Başkanlık sistemiyle birlikte bütün kurum ve kişileri sıfırlamak Erdoğan’ın harakirisiydi. Günahı paylaşabileceği bütün keçileri mezbahaya gönderdi. Üstüne üstlük, çok maaşlı bürokratları, bol ihaleli yandaşları ve Saraydaki lüks hayatı ayyuka çıktı. Bu saatten sonra dış güçler ekonomimizi hedef aldı masalını daha az kişiye dinletebilir. Ki anketler de bunu söylüyor. Faizi talimatla indirip dövizi patlattığın hafta, bir de en büyük müşterilerini sudan bahanelerle dükkandan kovarsan, elinde benzin bidonuyla yakalanmış olursun.

Erdoğan, halkı değil rejimini her şeye rağmen finanse eden uluslararası aktörleri tehdit ediyor denilebilir. Tefeci faiziyle borçlanan bir ülkenin batmasını en son onlar ister. Hele de yüklü miktarda yatırım yapmışlarsa… Fakat, Türkiye’yi alacaklarını ödeyemez hale getirenin bizzat Erdoğan olduğunu anlayacak verilere sahipler. Şantaj silahı ters tepecek gibi duruyor. Elçilerini kovduğu ülkelerden para beklemek ham hayal bile değil.

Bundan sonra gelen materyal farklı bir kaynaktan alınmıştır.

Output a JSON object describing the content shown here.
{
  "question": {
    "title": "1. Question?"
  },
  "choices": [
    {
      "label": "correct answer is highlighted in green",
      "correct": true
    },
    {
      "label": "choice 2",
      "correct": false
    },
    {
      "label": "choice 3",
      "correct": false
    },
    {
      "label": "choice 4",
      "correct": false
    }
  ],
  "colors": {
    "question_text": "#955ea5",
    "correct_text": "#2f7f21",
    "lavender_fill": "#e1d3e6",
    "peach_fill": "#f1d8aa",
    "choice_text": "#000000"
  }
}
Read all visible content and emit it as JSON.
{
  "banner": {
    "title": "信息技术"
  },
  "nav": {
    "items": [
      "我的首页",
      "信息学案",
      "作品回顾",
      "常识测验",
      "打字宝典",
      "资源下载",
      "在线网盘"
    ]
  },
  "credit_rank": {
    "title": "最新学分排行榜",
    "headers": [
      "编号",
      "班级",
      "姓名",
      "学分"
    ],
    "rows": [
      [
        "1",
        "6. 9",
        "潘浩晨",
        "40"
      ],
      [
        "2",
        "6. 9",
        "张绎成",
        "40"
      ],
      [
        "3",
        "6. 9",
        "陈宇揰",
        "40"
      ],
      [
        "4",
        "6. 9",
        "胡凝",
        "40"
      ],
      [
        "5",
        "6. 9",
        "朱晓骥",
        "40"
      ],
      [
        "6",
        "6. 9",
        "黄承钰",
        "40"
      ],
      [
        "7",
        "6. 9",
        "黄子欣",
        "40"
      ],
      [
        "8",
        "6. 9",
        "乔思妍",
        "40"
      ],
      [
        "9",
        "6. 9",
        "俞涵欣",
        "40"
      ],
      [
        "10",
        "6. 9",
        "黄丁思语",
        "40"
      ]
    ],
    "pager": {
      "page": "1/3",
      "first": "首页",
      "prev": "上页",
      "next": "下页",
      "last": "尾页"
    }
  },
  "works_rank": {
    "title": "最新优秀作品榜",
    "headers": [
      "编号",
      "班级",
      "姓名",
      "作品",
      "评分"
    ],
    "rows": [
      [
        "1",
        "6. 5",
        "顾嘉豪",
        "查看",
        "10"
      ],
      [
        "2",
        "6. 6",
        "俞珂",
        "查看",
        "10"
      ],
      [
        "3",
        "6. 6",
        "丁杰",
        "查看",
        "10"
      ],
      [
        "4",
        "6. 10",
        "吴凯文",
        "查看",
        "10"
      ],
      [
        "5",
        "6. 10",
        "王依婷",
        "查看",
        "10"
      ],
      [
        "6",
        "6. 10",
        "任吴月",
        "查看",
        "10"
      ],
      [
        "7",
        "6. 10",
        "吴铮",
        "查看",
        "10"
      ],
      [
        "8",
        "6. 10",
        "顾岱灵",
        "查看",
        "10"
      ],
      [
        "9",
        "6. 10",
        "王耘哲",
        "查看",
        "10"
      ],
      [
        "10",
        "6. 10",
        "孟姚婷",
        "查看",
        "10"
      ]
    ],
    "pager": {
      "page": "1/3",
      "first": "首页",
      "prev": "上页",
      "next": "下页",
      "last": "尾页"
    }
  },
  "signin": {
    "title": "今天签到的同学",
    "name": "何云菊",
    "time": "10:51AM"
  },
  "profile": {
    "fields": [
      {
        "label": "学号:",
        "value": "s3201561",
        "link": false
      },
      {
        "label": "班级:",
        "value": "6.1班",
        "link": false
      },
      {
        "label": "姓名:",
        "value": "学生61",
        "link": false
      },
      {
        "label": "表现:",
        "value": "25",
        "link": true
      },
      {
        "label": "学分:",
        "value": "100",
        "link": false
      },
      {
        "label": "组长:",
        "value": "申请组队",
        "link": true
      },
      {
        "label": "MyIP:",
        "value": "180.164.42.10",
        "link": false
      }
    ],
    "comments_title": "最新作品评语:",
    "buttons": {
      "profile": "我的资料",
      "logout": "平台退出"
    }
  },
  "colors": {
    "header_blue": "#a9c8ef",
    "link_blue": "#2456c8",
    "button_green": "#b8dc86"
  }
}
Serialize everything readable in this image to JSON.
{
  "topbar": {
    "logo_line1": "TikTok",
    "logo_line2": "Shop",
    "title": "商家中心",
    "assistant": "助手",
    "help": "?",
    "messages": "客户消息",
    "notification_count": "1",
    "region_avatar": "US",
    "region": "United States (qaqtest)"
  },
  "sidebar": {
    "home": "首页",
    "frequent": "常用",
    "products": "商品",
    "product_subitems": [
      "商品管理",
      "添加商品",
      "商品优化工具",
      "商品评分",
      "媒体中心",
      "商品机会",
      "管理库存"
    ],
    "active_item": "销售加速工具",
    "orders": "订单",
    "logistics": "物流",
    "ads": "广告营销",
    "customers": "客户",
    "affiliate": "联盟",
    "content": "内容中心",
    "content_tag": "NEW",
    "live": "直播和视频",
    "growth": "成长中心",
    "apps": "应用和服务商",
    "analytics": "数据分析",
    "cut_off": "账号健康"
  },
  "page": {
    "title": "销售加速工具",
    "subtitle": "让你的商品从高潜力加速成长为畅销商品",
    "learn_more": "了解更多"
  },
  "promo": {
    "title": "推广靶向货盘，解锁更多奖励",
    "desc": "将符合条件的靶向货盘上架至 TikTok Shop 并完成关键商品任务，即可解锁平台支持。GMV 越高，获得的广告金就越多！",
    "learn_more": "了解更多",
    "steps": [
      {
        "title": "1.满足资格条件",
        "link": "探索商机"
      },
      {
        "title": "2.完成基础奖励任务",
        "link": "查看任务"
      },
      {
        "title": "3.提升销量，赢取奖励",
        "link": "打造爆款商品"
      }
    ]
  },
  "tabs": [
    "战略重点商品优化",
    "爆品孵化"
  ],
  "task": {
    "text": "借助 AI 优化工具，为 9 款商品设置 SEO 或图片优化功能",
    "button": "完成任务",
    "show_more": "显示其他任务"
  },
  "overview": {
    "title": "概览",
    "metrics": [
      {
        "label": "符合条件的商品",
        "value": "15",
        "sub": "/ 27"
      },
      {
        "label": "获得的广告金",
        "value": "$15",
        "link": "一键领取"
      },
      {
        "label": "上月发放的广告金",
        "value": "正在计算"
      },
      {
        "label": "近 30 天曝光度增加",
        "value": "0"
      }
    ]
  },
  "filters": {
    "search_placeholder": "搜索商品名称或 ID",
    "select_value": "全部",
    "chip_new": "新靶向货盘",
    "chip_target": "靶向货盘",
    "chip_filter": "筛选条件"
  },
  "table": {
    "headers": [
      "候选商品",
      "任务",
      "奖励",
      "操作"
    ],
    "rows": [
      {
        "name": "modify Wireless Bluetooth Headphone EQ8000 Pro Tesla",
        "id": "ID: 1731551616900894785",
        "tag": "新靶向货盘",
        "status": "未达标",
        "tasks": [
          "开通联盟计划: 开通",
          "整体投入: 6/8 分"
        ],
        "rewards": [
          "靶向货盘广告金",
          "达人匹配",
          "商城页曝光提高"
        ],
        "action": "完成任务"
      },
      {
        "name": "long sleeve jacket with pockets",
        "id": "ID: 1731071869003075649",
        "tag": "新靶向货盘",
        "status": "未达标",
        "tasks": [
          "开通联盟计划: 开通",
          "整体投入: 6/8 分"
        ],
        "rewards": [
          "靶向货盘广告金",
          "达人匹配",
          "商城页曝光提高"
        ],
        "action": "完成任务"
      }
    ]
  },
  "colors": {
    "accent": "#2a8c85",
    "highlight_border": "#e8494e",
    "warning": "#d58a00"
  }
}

Olasılığı yüksek ikinci senaryo, Erdoğan’ın ülkeyi içe kapatıp Kuzey Kore’ye çevirme niyeti. Hiç kuşkusuz böyle bir ülke hayal ediyordur ancak fazla şansı yok. Taliban’ın dışa açılmaya çalıştığı bir dünyada Türkiye’yi demir perdeyle çevrelemek mümkün değil. İkinci Dünya Savaşı sonrasında Sovyetlerin payına düşerek dışa kapanan ülkeyi, 2021’de mezarından kalksa Kim Il Sung dahi kuramaz. Refah ve özgürlüğü bir kere tadan halkı aksine ikna etmek zor. Kabil’de yaşayan birinin röportajında şunları dinlemiştim: “Başkent diğer şehirlerden çok farklı, Taliban taşrada kısa sürede sağladığı hakimiyeti burada kuramıyor. 20 yıllık ABD ve NATO işgali insanları görece özgürlük ve refahla tanıştırdı. İnternetin de katkısıyla başka bir hayatın mümkün olduğunu fark ettiler. Ve pasif de olsa direniş var. Taliban da bunun farkında.”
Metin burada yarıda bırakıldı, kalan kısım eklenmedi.